Challenge entry: My BFF

“Hi there.”

“Go away,” my seven-to-eight-year-old self, I can’t quite remember the exact age I was at the time, pouted as I hid my face from the person addressing me. I had a bad case of impetigo on my nose, and it was but the first or second day of my brother and I being cared for by our new babysitter. I didn’t want any of the other kids she looked after seeing me with a hideous scab attacking my face, especially this girl, one of the sitter’s three daughters. She wouldn’t budge. Attempting to shake her off, and knowing she had already at least had a glimpse of what seemed to me a grotesque affliction with which I was stricken, I declared, “I’ll only play with those with a sore on the nose like me,” or something to that effect. To my surprise, this was her retort.

“It’s not as big as yours, but I have a sore on my nose too. See?” I turned around to look – what she had was more likely than not a zit that had been scratched at one too many times, but with my third-grade education at the time it was close enough. I don’t even remember the rest of what happened that day, save it be for asking her name a couple of times or so as I went down the stairs to meet my mother at the door. But what I do remember was that that day was the start of a beautiful friendship.

There were few things other than our appearance and our family situations that Alishia and I didn’t have in common. We were raised in the same faith, our birthdays were only about two months and six days apart – we even liked much of the same things if I recall right, and we both got into anime around the same time (mainly by my influence). Of course we had our struggles, especially in our early years. But for every time we swore we’d never talk to one another again, not long after we remembered that her mother’s employment made it to where we kind of had to at least look at each other – and every time we forgave and forgot.

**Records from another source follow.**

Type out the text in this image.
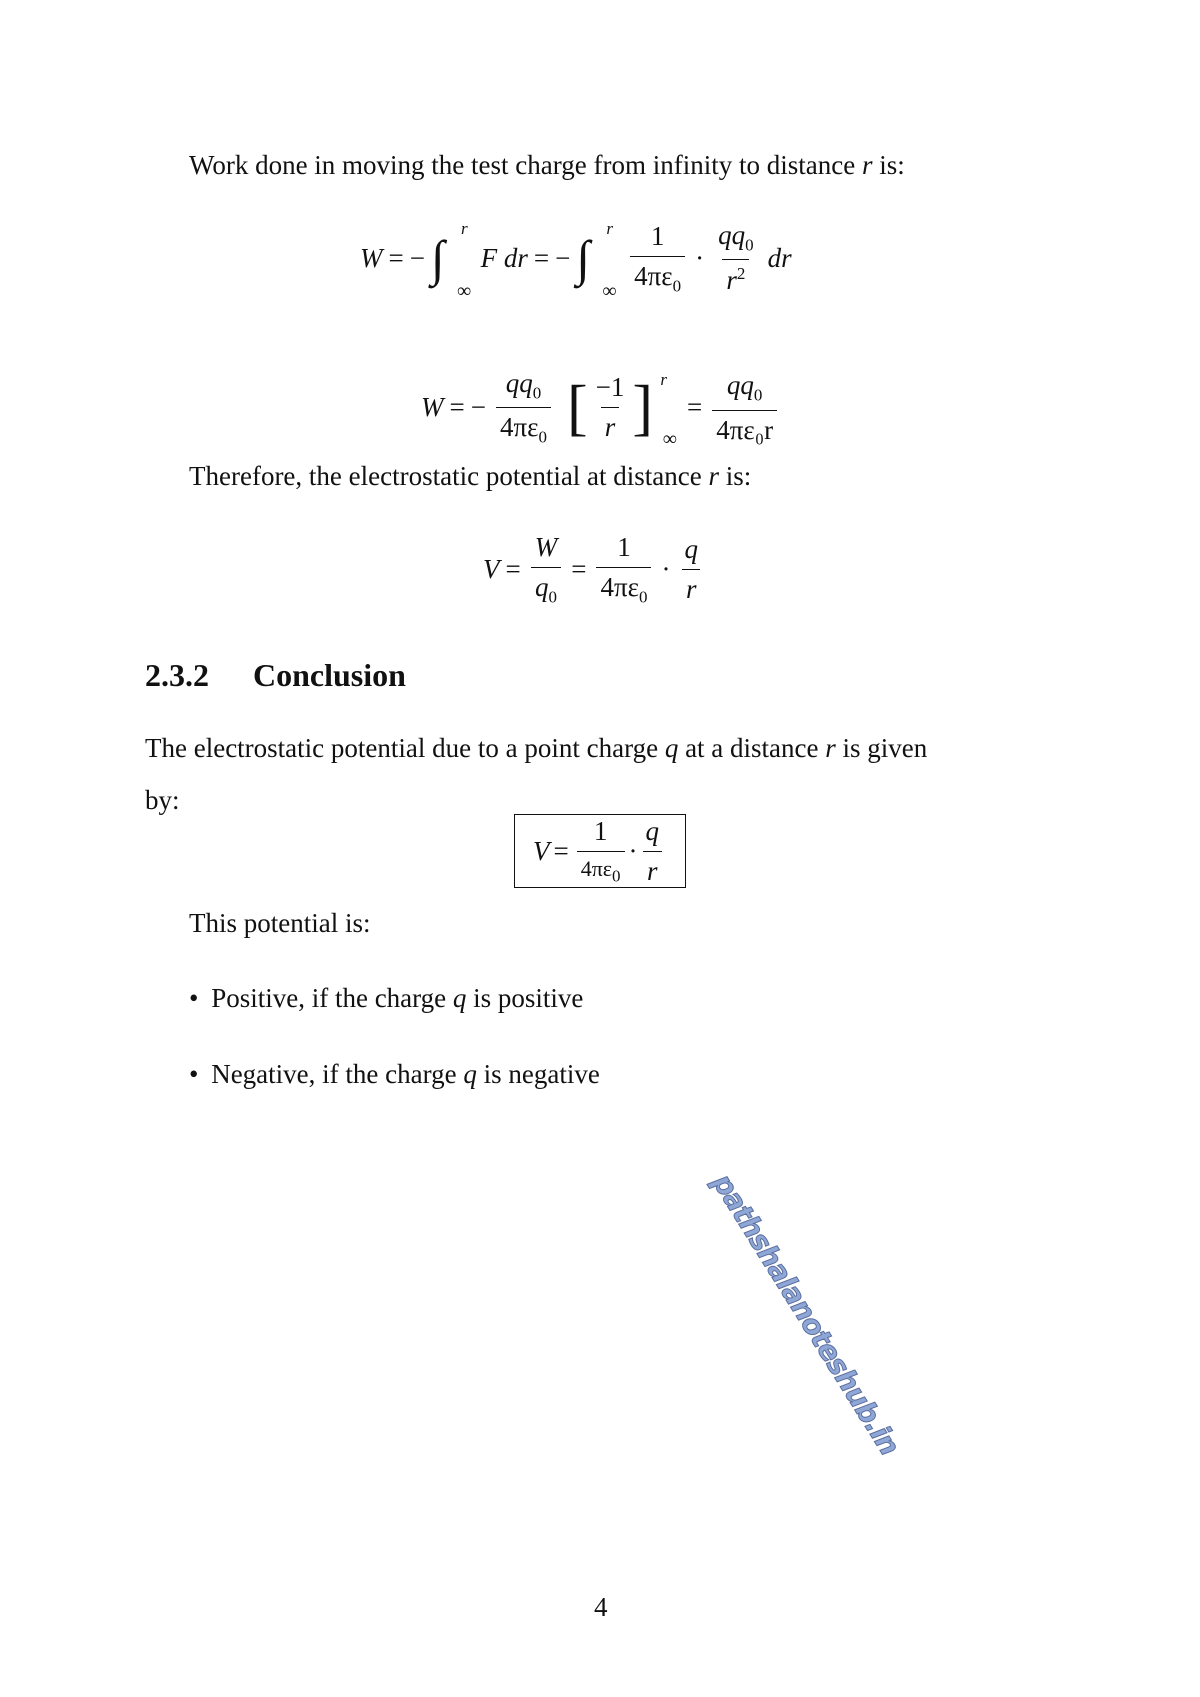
Work done in moving the test charge from infinity to distance r is:
W = − ∫
r
∞
F dr = − ∫
r
∞ $\frac{1}{4\pi\varepsilon_0} \cdot \frac{qq_0}{r^2}$ dr
W = − $\frac{qq_0}{4\pi\varepsilon_0}$ [ $\frac{-1}{r}$ ] r
∞
= $\frac{qq_0}{\text{4πε₀r}}$
Therefore, the electrostatic potential at distance r is:
$V = \frac{W}{q_0} = \frac{1}{4\pi\varepsilon_0} \cdot \frac{q}{r}$
2.3.2 Conclusion
The electrostatic potential due to a point charge q at a distance r is given
by:
$V = \frac{1}{4\pi\varepsilon_0} \cdot \frac{q}{r}$
This potential is:
• Positive, if the charge q is positive
• Negative, if the charge q is negative
4
pathshalanoteshub.in
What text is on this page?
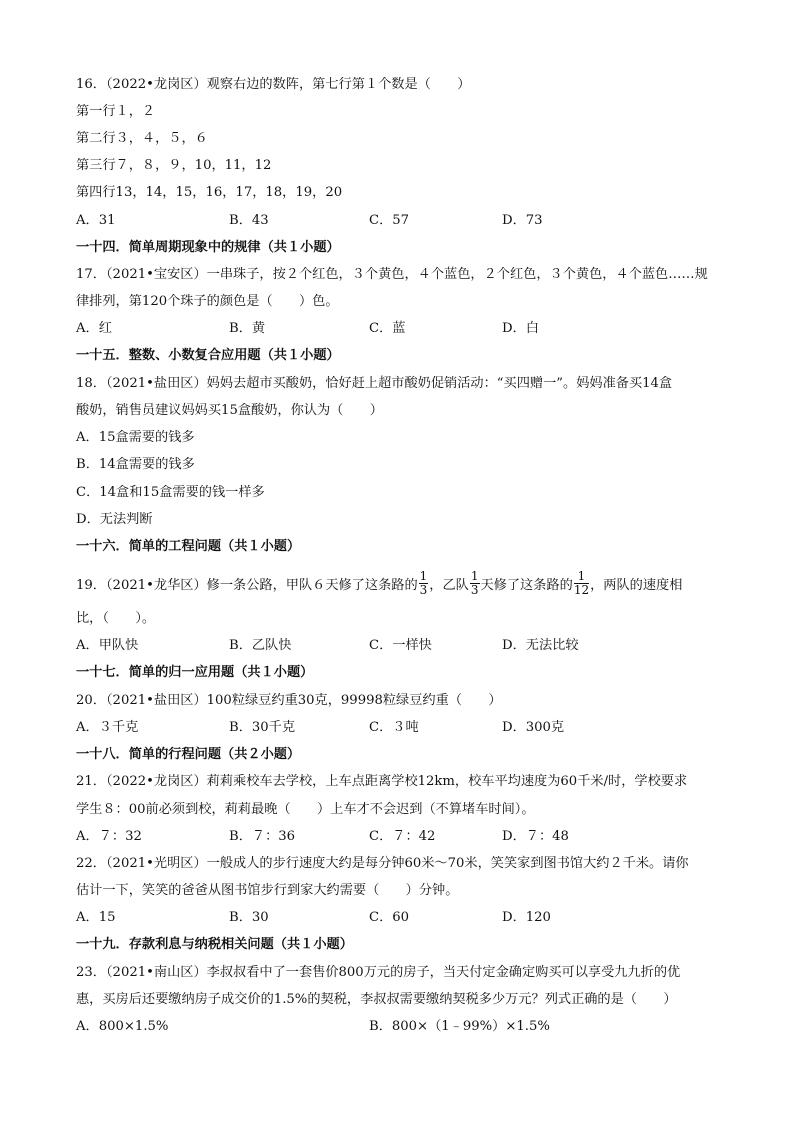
16．（2022•龙岗区）观察右边的数阵，第七行第１个数是（　　）
第一行１，２
第二行３，４，５，６
第三行７，８，９，10，11，12
第四行13，14，15，16，17，18，19，20
A．31	B．43	C．57	D．73
一十四．简单周期现象中的规律（共１小题）
17．（2021•宝安区）一串珠子，按２个红色，３个黄色，４个蓝色，２个红色，３个黄色，４个蓝色……规
律排列，第120个珠子的颜色是（　　）色。
A．红	B．黄	C．蓝	D．白
一十五．整数、小数复合应用题（共１小题）
18．（2021•盐田区）妈妈去超市买酸奶，恰好赶上超市酸奶促销活动：“买四赠一”。妈妈准备买14盒
酸奶，销售员建议妈妈买15盒酸奶，你认为（　　）
A．15盒需要的钱多
B．14盒需要的钱多
C．14盒和15盒需要的钱一样多
D．无法判断
一十六．简单的工程问题（共１小题）
19．（2021•龙华区）修一条公路，甲队６天修了这条路的 $\frac{1}{3}$ ，乙队 $\frac{1}{3}$ 天修了这条路的 $\frac{1}{12}$ ，两队的速度相
比，（　　）。
A．甲队快	B．乙队快	C．一样快	D．无法比较
一十七．简单的归一应用题（共１小题）
20．（2021•盐田区）100粒绿豆约重30克，99998粒绿豆约重（　　）
A．３千克	B．30千克	C．３吨	D．300克
一十八．简单的行程问题（共２小题）
21．（2022•龙岗区）莉莉乘校车去学校，上车点距离学校12km，校车平均速度为60千米/时，学校要求
学生８：00前必须到校，莉莉最晚（　　）上车才不会迟到（不算堵车时间）。
A．７：32	B．７：36	C．７：42	D．７：48
22．（2021•光明区）一般成人的步行速度大约是每分钟60米～70米，笑笑家到图书馆大约２千米。请你
估计一下，笑笑的爸爸从图书馆步行到家大约需要（　　）分钟。
A．15	B．30	C．60	D．120
一十九．存款利息与纳税相关问题（共１小题）
23．（2021•南山区）李叔叔看中了一套售价800万元的房子，当天付定金确定购买可以享受九九折的优
惠，买房后还要缴纳房子成交价的1.5%的契税，李叔叔需要缴纳契税多少万元？列式正确的是（　　）
A．800×1.5%	B．800×（1﹣99%）×1.5%
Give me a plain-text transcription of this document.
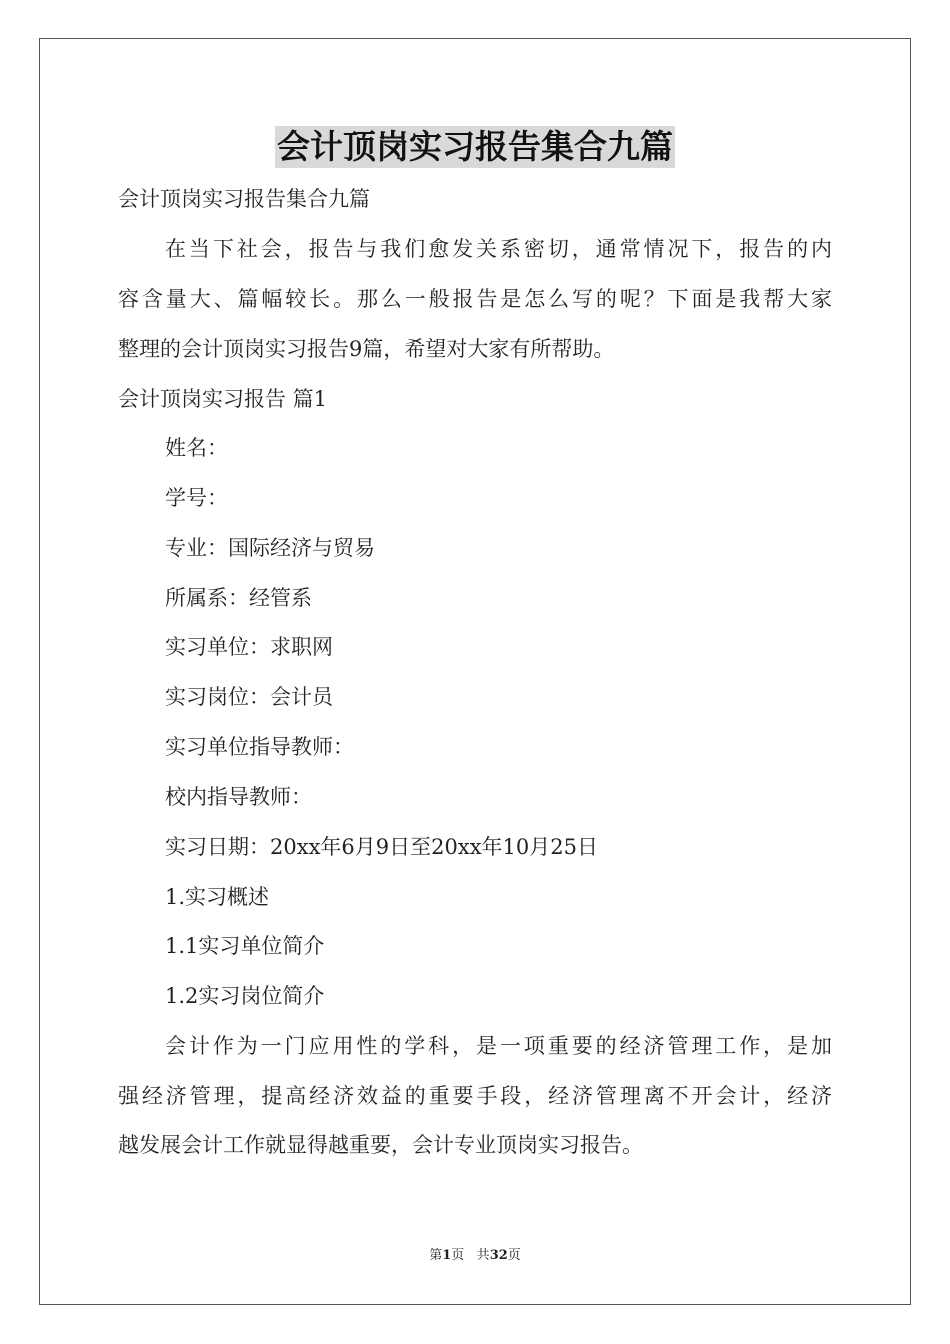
会计顶岗实习报告集合九篇
会计顶岗实习报告集合九篇
在当下社会，报告与我们愈发关系密切，通常情况下，报告的内
容含量大、篇幅较长。那么一般报告是怎么写的呢？下面是我帮大家
整理的会计顶岗实习报告9篇，希望对大家有所帮助。
会计顶岗实习报告 篇1
姓名：
学号：
专业：国际经济与贸易
所属系：经管系
实习单位：求职网
实习岗位：会计员
实习单位指导教师：
校内指导教师：
实习日期：20xx年6月9日至20xx年10月25日
1.实习概述
1.1实习单位简介
1.2实习岗位简介
会计作为一门应用性的学科，是一项重要的经济管理工作，是加
强经济管理，提高经济效益的重要手段，经济管理离不开会计，经济
越发展会计工作就显得越重要，会计专业顶岗实习报告。
第1页 共32页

Once my mom had remarried and due to her new husband’s job there was no need for my brother and I to be babysat anymore, we still stayed in touch and remained close. From the few times that my grade’s recess coincided with her grade’s recess at school, to the tradition we eventually developed of calling each other every night at six as we would both watch Dragonball Z and comment on the events in the episode, to sleepovers every chance we got, what turned out to be only a ten-month long end to my mother doing business with hers wasn’t enough to keep us apart. At this time, our fights began to be fewer and fewer until come about sixth grade when they stopped altogether. We were closer than ever at that time, and while we eventually grew more distant come our entry into high school, among my multiple “best friends,” she was and still remains my only BFF.

A lot has changed since then – as previously mentioned we’re no longer quite as close, but even the best of friends grow distant at times. The only time we consciously think to call each other is when one has a birthday or when I want to invite her to a party or sleepover I’m having, most recently the dinner party at a local Benihana following my graduation last week. But just because we seldom talk anymore doesn’t change the impact our friendship has had on our lives, and at least on my end, she’s still with me, “Like a handprint on my heart,” to quote a song from Wicked. Whatever way our stories end (I swear I’m not EXACTLY quoting the song again), she certainly has rewritten mine.

To end with yet a third song reference: “Who can say if I’ve been changed for the better, but because I knew [her], I have been changed for good.”